Quindi, nella scheda di assegnazione angolare, modificare l'allineamento dell'immagine in locale e impostare la risoluzione massima di destinazione su angstrom 2.1. Al termine, nella finestra dei risultati di xmipp3-highres, fare clic sui grafici di risoluzione dello schermo per vedere come è cambiato l'FSC dopo il perfezionamento e fare clic sull'istogramma del grafico con modifiche angolari per vedere se le assegnazioni dell'angolo di Eulero sono cambiate. Ispezionare il volume in UCSF Chimera.
Ingrandisci e cerca le funzionalità ad alta risoluzione. Le micrografie con buona vestibilità CTF e basso astigmatismo sono state selezionate per un'ulteriore elaborazione, mentre quelle con alto astigmatismo e forfait sono state scartate. Sono state selezionate medie di classe 2D contenenti classi ben definite e quelle con bassa risoluzione, rumore e particelle parziali sono state respinte.
Le regioni della mappa di microscopia crioelettronica dotate di coordinate atomiche di un virus adeno-associato sono mostrate qui. Densità EM ben definite consentono di montare catene laterali di singoli amminoacidi, molecole d'acqua e ioni di magnesio. Le curve FSC calcolate utilizzando CryoSPARC v3, RELION-3 e Scipion indicano una risoluzione crescente in tutto il flusso di lavoro, stime di risoluzione in quattro diverse sezioni attraverso le strutture e istogrammi di risoluzione dimostrano il miglioramento incrementale della risoluzione locale tra le mappe in tutto il flusso di lavoro.

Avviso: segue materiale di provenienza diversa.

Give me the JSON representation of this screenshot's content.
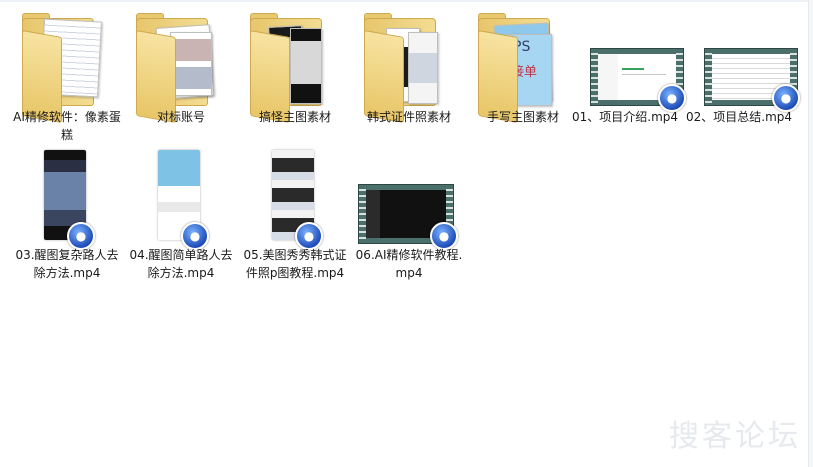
{
  "files": [
    {
      "name": "AI精修软件：像素蛋糕",
      "type": "folder",
      "icon": "folder-icon"
    },
    {
      "name": "对标账号",
      "type": "folder",
      "icon": "folder-icon"
    },
    {
      "name": "搞怪主图素材",
      "type": "folder",
      "icon": "folder-icon"
    },
    {
      "name": "韩式证件照素材",
      "type": "folder",
      "icon": "folder-icon"
    },
    {
      "name": "手写主图素材",
      "type": "folder",
      "icon": "folder-icon"
    },
    {
      "name": "01、项目介绍.mp4",
      "type": "video",
      "icon": "video-thumbnail-icon"
    },
    {
      "name": "02、项目总结.mp4",
      "type": "video",
      "icon": "video-thumbnail-icon"
    },
    {
      "name": "03.醒图复杂路人去除方法.mp4",
      "type": "video",
      "icon": "video-thumbnail-icon"
    },
    {
      "name": "04.醒图简单路人去除方法.mp4",
      "type": "video",
      "icon": "video-thumbnail-icon"
    },
    {
      "name": "05.美图秀秀韩式证件照p图教程.mp4",
      "type": "video",
      "icon": "video-thumbnail-icon"
    },
    {
      "name": "06.AI精修软件教程.mp4",
      "type": "video",
      "icon": "video-thumbnail-icon"
    }
  ],
  "thumb_text": {
    "ps": "PS",
    "handwrite": "接单"
  },
  "watermark": "搜客论坛",
  "colors": {
    "folder": "#f0d27f",
    "video_frame": "#4b6f6b",
    "play_badge": "#1f4db8"
  }
}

La combinazione degli algoritmi di elaborazione crio-EM di CryoSPARC, RELION-3, Scipion e Phoenix ha portato a un aumento della risoluzione delle strutture virali adeno-associate da 2,9 a 2,3 angstrom attraverso la pipeline di elaborazione. È importante ricordare che i parametri specificati in ogni passaggio sono dipendenti dal campione e dal microscopio. Inoltre, la capacità di raggiungere un'alta risoluzione dipende in gran parte dalla qualità del campione e dei dati grezzi.

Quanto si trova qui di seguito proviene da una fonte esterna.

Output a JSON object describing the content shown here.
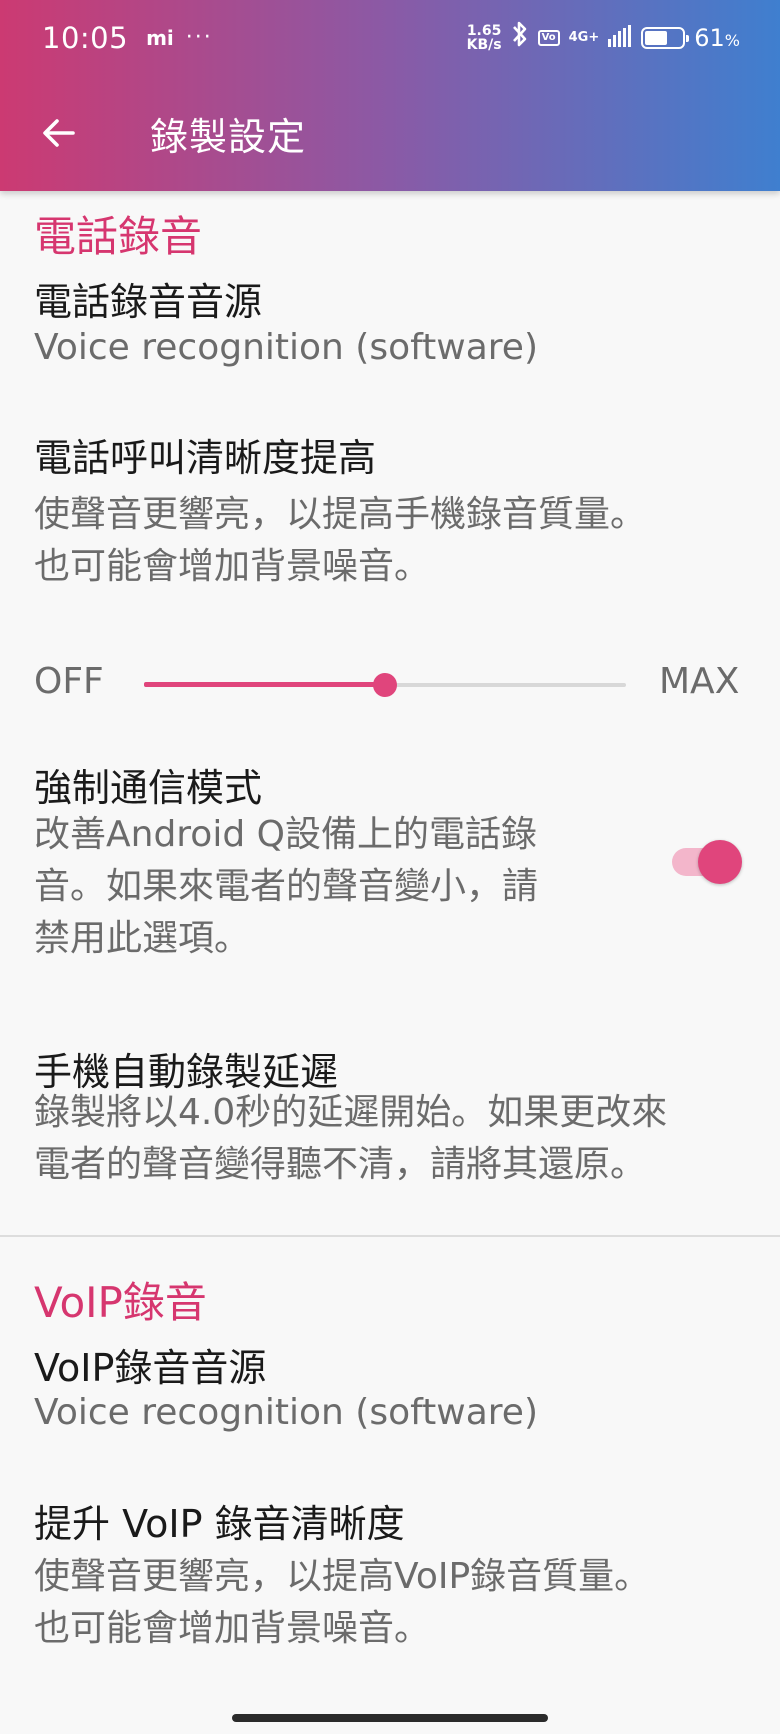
{
  "status_bar": {
    "time": "10:05",
    "mi": "mi",
    "dots": "···",
    "speed_value": "1.65",
    "speed_unit": "KB/s",
    "volte": "Vo",
    "network": "4G+",
    "battery_percent": "61",
    "battery_unit": "%",
    "battery_level": 0.61
  },
  "toolbar": {
    "title": "錄製設定"
  },
  "sections": {
    "phone": {
      "title": "電話錄音",
      "source": {
        "title": "電話錄音音源",
        "summary": "Voice recognition (software)"
      },
      "clarity": {
        "title": "電話呼叫清晰度提高",
        "summary_line1": "使聲音更響亮，以提高手機錄音質量。",
        "summary_line2": "也可能會增加背景噪音。",
        "min_label": "OFF",
        "max_label": "MAX",
        "value": 0.5
      },
      "comm_mode": {
        "title": "強制通信模式",
        "summary_line1": "改善Android Q設備上的電話錄",
        "summary_line2": "音。如果來電者的聲音變小，請",
        "summary_line3": "禁用此選項。",
        "enabled": true
      },
      "delay": {
        "title": "手機自動錄製延遲",
        "summary_line1": "錄製將以4.0秒的延遲開始。如果更改來",
        "summary_line2": "電者的聲音變得聽不清，請將其還原。"
      }
    },
    "voip": {
      "title": "VoIP錄音",
      "source": {
        "title": "VoIP錄音音源",
        "summary": "Voice recognition (software)"
      },
      "clarity": {
        "title": "提升 VoIP 錄音清晰度",
        "summary_line1": "使聲音更響亮，以提高VoIP錄音質量。",
        "summary_line2": "也可能會增加背景噪音。"
      }
    }
  },
  "colors": {
    "accent": "#e0457c",
    "section_title": "#d6366f",
    "header_gradient_start": "#cc3a72",
    "header_gradient_end": "#3f7fcf"
  }
}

In questo video, presentiamo il robusto flusso di lavoro SP per l'elaborazione dei dati crio-EM su varie piattaforme software. Utilizzando questo approccio, è possibile implementare algoritmi per più programmi per perfezionare e convalidare le strutture criologiche. Questo flusso di lavoro può essere applicato ai calcoli di struttura di un'ampia varietà di assiemi macromolecolari.